The letter was several sheets thick. Elizabeth frowned, unrolling them and holding the parchment a little away from her so the crabbed letters did not dance in front of her eyes. Her eyesight was no longer good for close reading, but she would not have everything read out to her as though she were blind.

‘Beyond any doubt, Your Majesty. The original is here, if you wish to verify your cousin’s signature.’

Slowly, she read over the decoded letter with growing unease, then took up the original and studied the signature. It was indeed Mary’s hand. There was a short postscript with, inserted above it, this damning command: ‘Fail not to burn this privately and quickly.’

‘Who is this Anthony Babington to whom she writes so intimately? Apart from a traitor to my throne, that is.’ Elizabeth scanned her cousin’s incriminating postscript, then threw the sheets down with a sudden vehemence. ‘Is Babington her lover, that Mary addresses him at such length and with such disregard for her own discovery?’

‘I do not believe so, Your Majesty. I suspect merely that your cousin grows weary of captivity, and weariness makes her reckless. In her earlier responses to Catholic conspirators, she was cautious, almost diffident. Yet now she makes no effort to hide her interest in this plot, and all but condones your assassination at the end.’ He picked up the letters and showed her the last sheet of the decoded one himself, lowering his voice so her ladies-in-waiting should not overhear. ‘Did you note her postscript, Your Majesty, in which Mary asks for details of how these men intend to do away with you?’

‘I did note it, yes,’ she said curtly. ‘And felt sick.’

‘Is this letter not enough to condemn her—’

Elizabeth stood up, knocking her chair backwards with a clatter. Her ladies looked up in wonder, but at one freezing look from Elizabeth they bowed their heads again to their work.

‘No, a thousand times no!’ she exclaimed, then had to snatch a breath, leaning over the table as pain shot through her stomach. ‘I have told you before, Walsingham, I will not have the sacred blood of a queen on my hands. You may bring me a dozen such letters every year, and still I shall not order my cousin’s death.’

Walsingham stood silent while she recovered, watching her. ‘Should I send for your physicians, Your Majesty?’

‘No, I shall be better in a moment.’ She stood waiting for the fit to pass, her jaw clenched. She would not show further weakness by sitting down or allowing him to summon help. Her leg ulcer throbbed but she ignored it. ‘Besides, my physicians would only bleed me, and then I would be in no fit state to govern. It is bad bile, nothing more. An imbalance of the humours. A momentary spasm. Call it what you will, it soon passes.’
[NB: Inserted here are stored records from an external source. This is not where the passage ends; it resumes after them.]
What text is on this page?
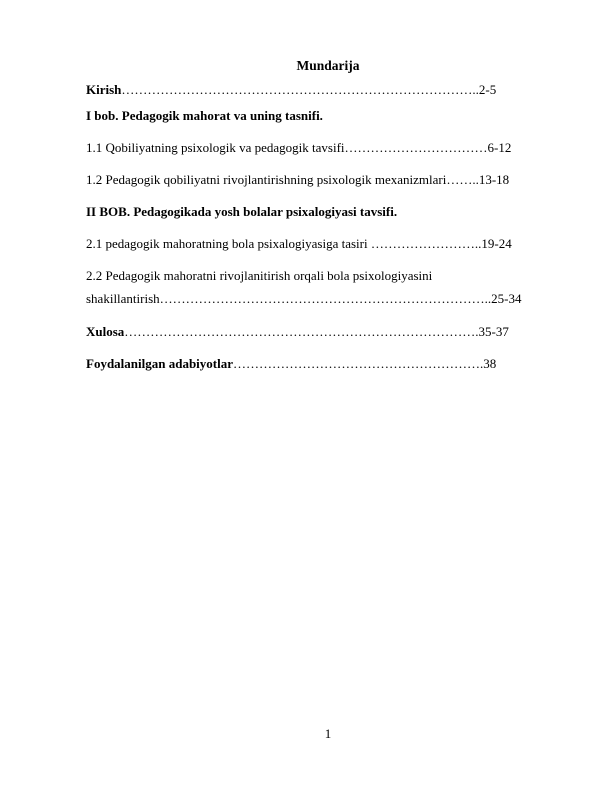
Mundarija
Kirish………………………………………………………………………..2-5
I bob. Pedagogik mahorat va uning tasnifi.
1.1 Qobiliyatning psixologik va pedagogik tavsifi……………………………6-12
1.2 Pedagogik qobiliyatni rivojlantirishning psixologik mexanizmlari……..13-18
II BOB. Pedagogikada yosh bolalar psixalogiyasi tavsifi.
2.1 pedagogik mahoratning bola psixalogiyasiga tasiri ……………………..19-24
2.2 Pedagogik mahoratni rivojlanitirish orqali bola psixologiyasini
shakillantirish…………………………………………………………………..25-34
Xulosa……………………………………………………………………….35-37
Foydalanilgan adabiyotlar………………………………………………….38
1
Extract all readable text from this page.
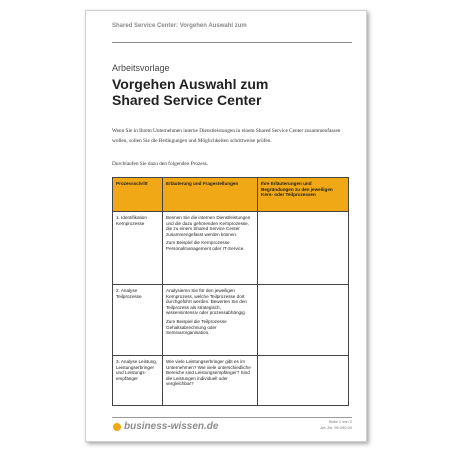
Shared Service Center: Vorgehen Auswahl zum
Arbeitsvorlage
Vorgehen Auswahl zum
Shared Service Center
Wenn Sie in Ihrem Unternehmen interne Dienstleistungen in einem Shared Service Center zusammenfassen wollen, sollen Sie die Bedingungen und Möglichkeiten schrittweise prüfen.
Durchlaufen Sie dazu den folgenden Prozess.
Prozessschritt	Erläuterung und Fragestellungen	Ihre Erläuterungen und Begründungen zu den jeweiligen Kern- oder Teilprozessen
1. Identifikation Kernprozesse	Bennen Sie die internen Dienstleistungen und die dazu gehörenden Kernprozesse, die zu einem Shared Service Center zusammengefasst werden können.

Zum Beispiel die Kernprozesse Personalmanagement oder IT-Service.	

2. Analyse Teilprozesse	Analysieren Sie für den jeweiligen Kernprozess, welche Teilprozesse dort durchgeführt werden. Bewerten Sie den Teilprozess als strategisch, wissensintensiv oder prozessabhängig.

Zum Beispiel die Teilprozesse Gehaltsabrechnung oder Seminarorganisation.	

3. Analyse Leistung, Leistungserbringer und Leistungs- empfänger	Wie viele Leistungserbringer gibt es im Unternehmen? Wie viele unterschiedliche Bereiche sind Leistungsempfänger? Sind die Leistungen individuell oder vergleichbar?	

business-wissen.de	Seite 1 von 2
Art.-Nr. 99.090.00
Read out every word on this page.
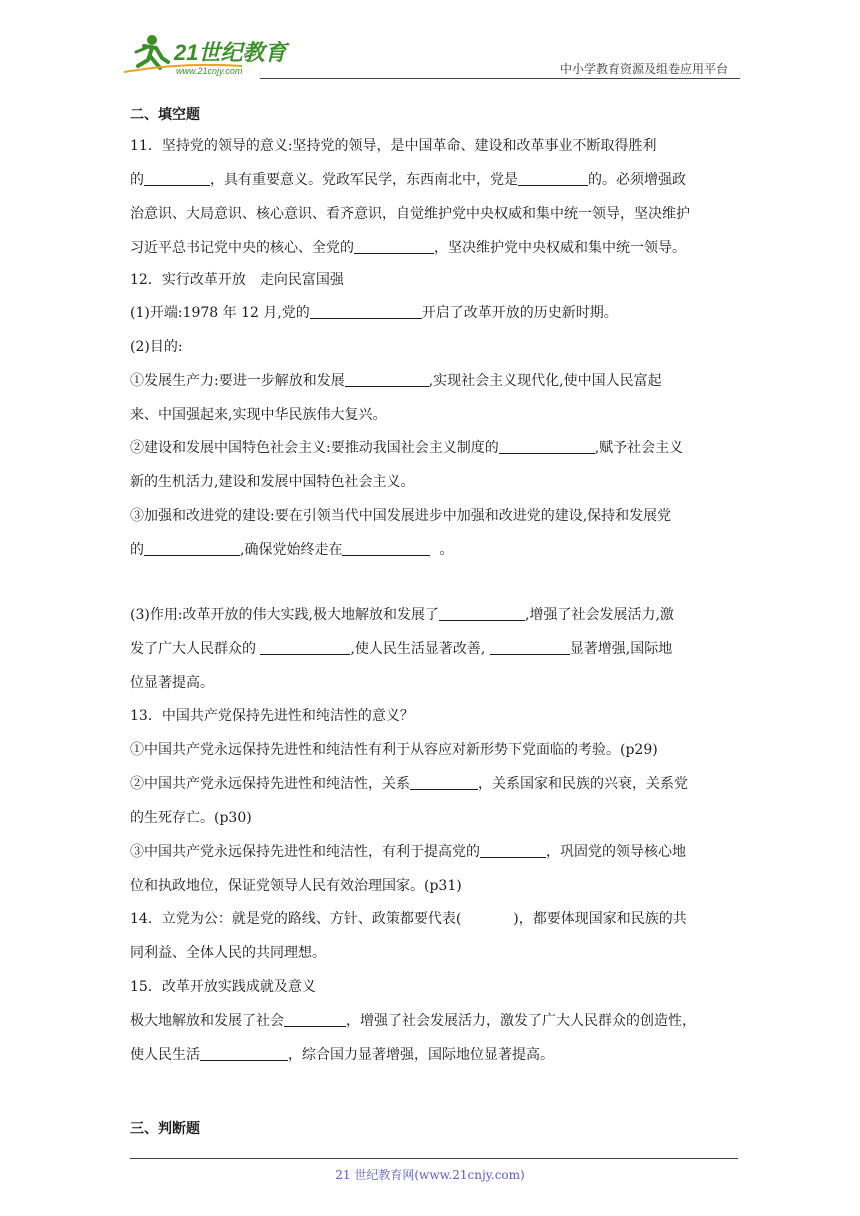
21世纪教育
www.21cnjy.com	中小学教育资源及组卷应用平台
二、填空题
11．坚持党的领导的意义:坚持党的领导，是中国革命、建设和改革事业不断取得胜利
的	，具有重要意义。党政军民学，东西南北中，党是	的。必须增强政
治意识、大局意识、核心意识、看齐意识，自觉维护党中央权威和集中统一领导，坚决维护
习近平总书记党中央的核心、全党的	，坚决维护党中央权威和集中统一领导。
12．实行改革开放　走向民富国强
(1)开端:1978 年 12 月,党的	开启了改革开放的历史新时期。
(2)目的:
①发展生产力:要进一步解放和发展	,实现社会主义现代化,使中国人民富起
来、中国强起来,实现中华民族伟大复兴。
②建设和发展中国特色社会主义:要推动我国社会主义制度的	,赋予社会主义
新的生机活力,建设和发展中国特色社会主义。
③加强和改进党的建设:要在引领当代中国发展进步中加强和改进党的建设,保持和发展党
的	,确保党始终走在	。
(3)作用:改革开放的伟大实践,极大地解放和发展了	,增强了社会发展活力,激
发了广大人民群众的	,使人民生活显著改善,	显著增强,国际地
位显著提高。
13．中国共产党保持先进性和纯洁性的意义？
①中国共产党永远保持先进性和纯洁性有利于从容应对新形势下党面临的考验。(p29)
②中国共产党永远保持先进性和纯洁性，关系	，关系国家和民族的兴衰，关系党
的生死存亡。(p30)
③中国共产党永远保持先进性和纯洁性，有利于提高党的	，巩固党的领导核心地
位和执政地位，保证党领导人民有效治理国家。(p31)
14．立党为公：就是党的路线、方针、政策都要代表(	)，都要体现国家和民族的共
同利益、全体人民的共同理想。
15．改革开放实践成就及意义
极大地解放和发展了社会	，增强了社会发展活力，激发了广大人民群众的创造性，
使人民生活	，综合国力显著增强，国际地位显著提高。
三、判断题
21 世纪教育网(www.21cnjy.com)
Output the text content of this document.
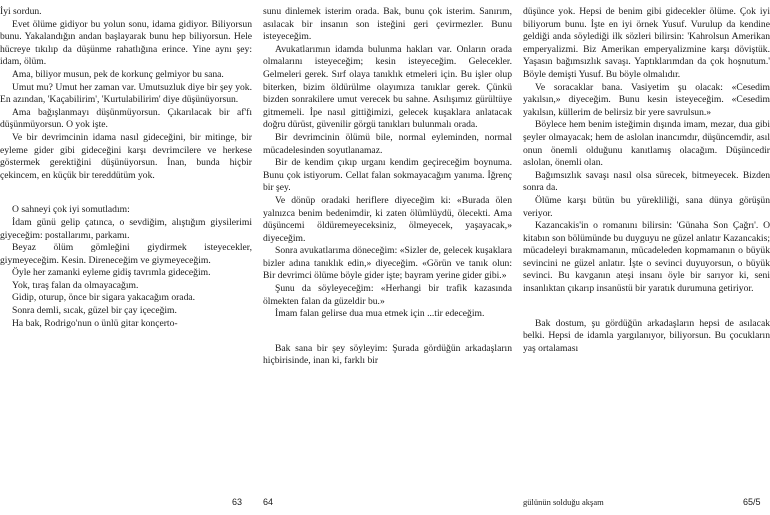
İyi sordun.

Evet ölüme gidiyor bu yolun sonu, idama gidiyor. Biliyorsun bunu. Yakalandığın andan başlayarak bunu hep biliyorsun. Hele hücreye tıkılıp da düşünme rahatlığına erince. Yine aynı şey: idam, ölüm.

Ama, biliyor musun, pek de korkunç gelmiyor bu sana.

Umut mu? Umut her zaman var. Umutsuzluk diye bir şey yok. En azından, 'Kaçabilirim', 'Kurtulabilirim' diye düşünüyorsun.

Ama bağışlanmayı düşünmüyorsun. Çıkarılacak bir af'fı düşünmüyorsun. O yok işte.

Ve bir devrimcinin idama nasıl gideceğini, bir mitinge, bir eyleme gider gibi gideceğini karşı devrimcilere ve herkese göstermek gerektiğini düşünüyorsun. İnan, bunda hiçbir çekincem, en küçük bir tereddütüm yok.

O sahneyi çok iyi somutladım:

İdam günü gelip çatınca, o sevdiğim, alıştığım giysilerimi giyeceğim: postallarımı, parkamı.

Beyaz ölüm gömleğini giydirmek isteyecekler, giymeyeceğim. Kesin. Direneceğim ve giymeyeceğim.

Öyle her zamanki eyleme gidiş tavrımla gideceğim.

Yok, tıraş falan da olmayacağım.

Gidip, oturup, önce bir sigara yakacağım orada.

Sonra demli, sıcak, güzel bir çay içeceğim.

Ha bak, Rodrigo'nun o ünlü gitar konçerto-

sunu dinlemek isterim orada. Bak, bunu çok isterim. Sanırım, asılacak bir insanın son isteğini geri çevirmezler. Bunu isteyeceğim.

Avukatlarımın idamda bulunma hakları var. Onların orada olmalarını isteyeceğim; kesin isteyeceğim. Gelecekler. Gelmeleri gerek. Sırf olaya tanıklık etmeleri için. Bu işler olup biterken, bizim öldürülme olayımıza tanıklar gerek. Çünkü bizden sonrakilere umut verecek bu sahne. Asılışımız gürültüye gitmemeli. İpe nasıl gittiğimizi, gelecek kuşaklara anlatacak doğru dürüst, güvenilir görgü tanıkları bulunmalı orada.

Bir devrimcinin ölümü bile, normal eyleminden, normal mücadelesinden soyutlanamaz.

Bir de kendim çıkıp urganı kendim geçireceğim boynuma. Bunu çok istiyorum. Cellat falan sokmayacağım yanıma. İğrenç bir şey.

Ve dönüp oradaki heriflere diyeceğim ki: «Burada ölen yalnızca benim bedenimdir, ki zaten ölümlüydü, ölecekti. Ama düşüncemi öldüremeyeceksiniz, ölmeyecek, yaşayacak,» diyeceğim.

Sonra avukatlarıma döneceğim: «Sizler de, gelecek kuşaklara bizler adına tanıklık edin,» diyeceğim. «Görün ve tanık olun: Bir devrimci ölüme böyle gider işte; bayram yerine gider gibi.»

Şunu da söyleyeceğim: «Herhangi bir trafik kazasında ölmekten falan da güzeldir bu.»

İmam falan gelirse dua mua etmek için ...tir edeceğim.

Bak sana bir şey söyleyim: Şurada gördüğün arkadaşların hiçbirisinde, inan ki, farklı bir

düşünce yok. Hepsi de benim gibi gidecekler ölüme. Çok iyi biliyorum bunu. İşte en iyi örnek Yusuf. Vurulup da kendine geldiği anda söylediği ilk sözleri bilirsin: 'Kahrolsun Amerikan emperyalizmi. Biz Amerikan emperyalizmine karşı döviştük. Yaşasın bağımsızlık savaşı. Yaptıklarımdan da çok hoşnutum.' Böyle demişti Yusuf. Bu böyle olmalıdır.

Ve soracaklar bana. Vasiyetim şu olacak: «Cesedim yakılsın,» diyeceğim. Bunu kesin isteyeceğim. «Cesedim yakılsın, küllerim de belirsiz bir yere savrulsun.»

Böylece hem benim isteğimin dışında imam, mezar, dua gibi şeyler olmayacak; hem de aslolan inancımdır, düşüncemdir, asıl onun önemli olduğunu kanıtlamış olacağım. Düşüncedir aslolan, önemli olan.

Bağımsızlık savaşı nasıl olsa sürecek, bitmeyecek. Bizden sonra da.

Ölüme karşı bütün bu yürekliliği, sana dünya görüşün veriyor.

Kazancakis'in o romanını bilirsin: 'Günaha Son Çağrı'. O kitabın son bölümünde bu duyguyu ne güzel anlatır Kazancakis; mücadeleyi bırakmamanın, mücadeleden kopmamanın o büyük sevincini ne güzel anlatır. İşte o sevinci duyuyorsun, o büyük sevinci. Bu kavganın ateşi insanı öyle bir sarıyor ki, seni insanlıktan çıkarıp insanüstü bir yaratık durumuna getiriyor.

Bak dostum, şu gördüğün arkadaşların hepsi de asılacak belki. Hepsi de idamla yargılanıyor, biliyorsun. Bu çocukların yaş ortalaması

63 64	gülünün solduğu akşam	65/5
‘Brought on by too many unnecessary worries,’ Walsingham said, and there was genuine concern in his voice. ‘Allow me to remove this source of worry for you, Your Majesty, and launch an inquiry into the contents of this treasonous letter. We can draw our own conclusions here in this room, but to act upon those conclusions will involve more sturdy measures. Your cousin Mary will need to be properly questioned over her dealings with these plotters, and the various letters we have intercepted should be examined by a jury of trusted gentlemen. Only then can we be sure of the truth.’